Episode #6 of the course “Brief History of Economic Thought”
In the late 19th century, economic theory had been developing along two lines of analysis. Three European economists published essays that would provoke the classical theories of their predecessors and utilize mathematical concepts from engineering and physics applied to new evaluations of economic concepts. The works of William Stanley Jevons, Carl Menger, and Marie-Esprit-Leon Walras are considered the most influential in the economic movement known as the “marginal revolution.” This revolution immediately predated a shift into “neoclassical economics,” and it is considered essential for redefining economic theory for the 20th century.
William Stanley Jevons published The Theory of Political Economy in 1871, which emphasized the idea that value depended entirely upon utility—taking his utilitarian predecessors to the extreme and combining them with classical economic ideas. He also developed a model of exchange equilibrium that factored in the “utility ratio” with the costs of production.
Carl Menger is known for having promoted the law of diminishing marginal utility, which states that an individual worker who consumes the product he or she produces increases his or her utility through its consumption. He established his theories in his Principles of Economics, published in 1871. It took a great deal of individual psychology into account, and for that reason it is sometimes known as the “Psychological School” of economics.

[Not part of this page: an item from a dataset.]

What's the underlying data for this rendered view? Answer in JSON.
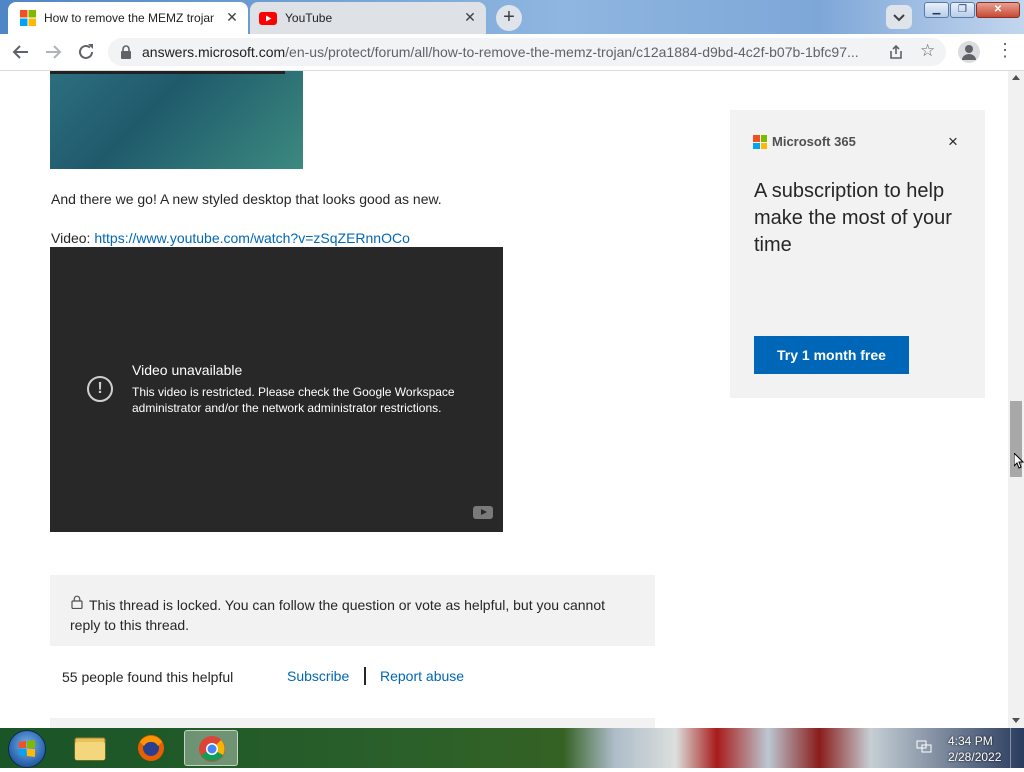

Marie-Esprit-Leon Walras published Elements of Pure Economics from 1874 to 1877, which had at its basis a largely mathematical critique. He is considered the father of general equilibrium theory, given his work toward an overarching economic equilibrium despite variations in individual markets. Ultimately, his framework of pairing markets that were not necessarily directly related led to a flaw in his theory that was not re-evaluated and solved until the 1950s. However, his preliminary work toward understanding the incremental changes in a total system makes him one of the most important members of the marginal revolution in economics.